The Man in the High Castle. Philip K. Dick. 1962. Mariner Books, 2011. 278pp. ★★★★☆ (4/5)
Ars Technica was less than impressed by it, but I recently got hooked on Amazon’s television adaptation of The Man in the High Castle. Frustrated by its not concluding in a single season, I grabbed the book, which won the Hugo for best novel in 1963, to find out how it ended.
After winning World War II, the Germans and Japanese have partitioned the United States between them. The Nazis got the East Coast, the Japs the West. A banned alternate history (in the book, a book; in the show, a series of newsreels) circulates clandestinely. In the book, everyone is talking about it; in the show, the East Coast Nazis will want you dead if you’ve been anywhere near it.
This is a short book, and more happens in the show, so I didn’t get the feeling of closure I was expecting from it after reaching the end. In fact, the show differs greatly from the book in a way that adaptations rarely do: one could look at the book as merely source material.

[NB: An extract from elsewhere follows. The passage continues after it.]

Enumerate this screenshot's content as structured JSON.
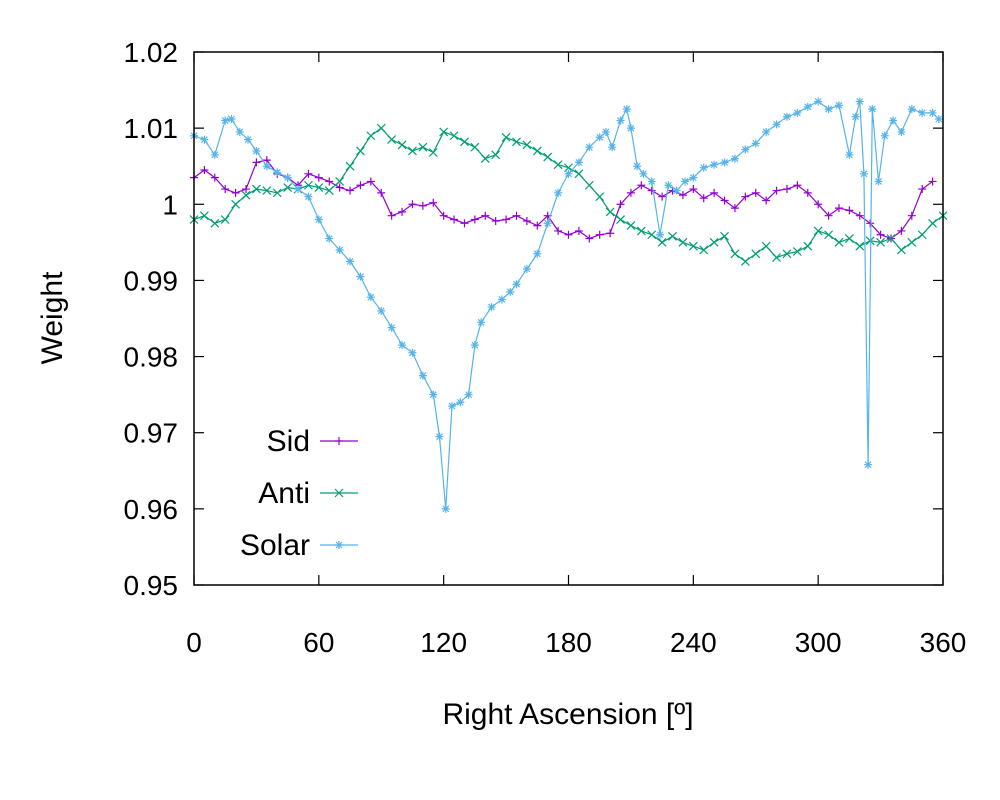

In the show, the setting is the star: it was the scenes of Japanese-signed San Francisco and swastika-draped New York that drew me in. Others who read the book second, and are encountering Dick’s work for the first time, as I was, may be surprised at the focus on the characters’ interior lives, which are drawn sharply. The antique dealer Childan has an especially distinct flavor: he flips between sycophantic Japanophilia and an equally powerful resentment of the colonists, which is driven by the impossibility of his fitting into their society and the perceived contempt he endures from them. Tagomi, too, is a pleasure to read, and both these characters’ storylines have memorable resolutions.
I say I was surprised by the book’s psychological depth, but I shouldn’t have been. I’ve remarked before how different the Game of Thrones series is from the Song of Ice and Fire books, which show the point-of-view characters from the inside while the series shows them from the outside. We see the same kind of difference as intensely here. Does any television show do interiority as well as books do?
The book, like the first season of its adaptation, leaves the most crucial thing unresolved: just how is the alternate reality of The Grasshopper Lies Heavy related to the primary reality of the story’s world? The show makes us wonder if the newsreels have come from our world, which remains the real one—where things went right. In the book, there appears to be a similar hole between the story’s world and our own. At the end, when Juliana meets the Man in the High Castle at last, we might wonder if she’s fallen through, but an apparent episode of mental illness not long before makes us doubt what she’s experiencing.
Unlike the show, the book gives readers no hope of an answer to the question of how the two worlds are connected. But it’s recommended nevertheless, and in its own right, particularly for viewers who feel inspired to read Dick for the first time. If you only know him from screen adaptations, you’re missing out on a lot of character depth, and on high-quality writing.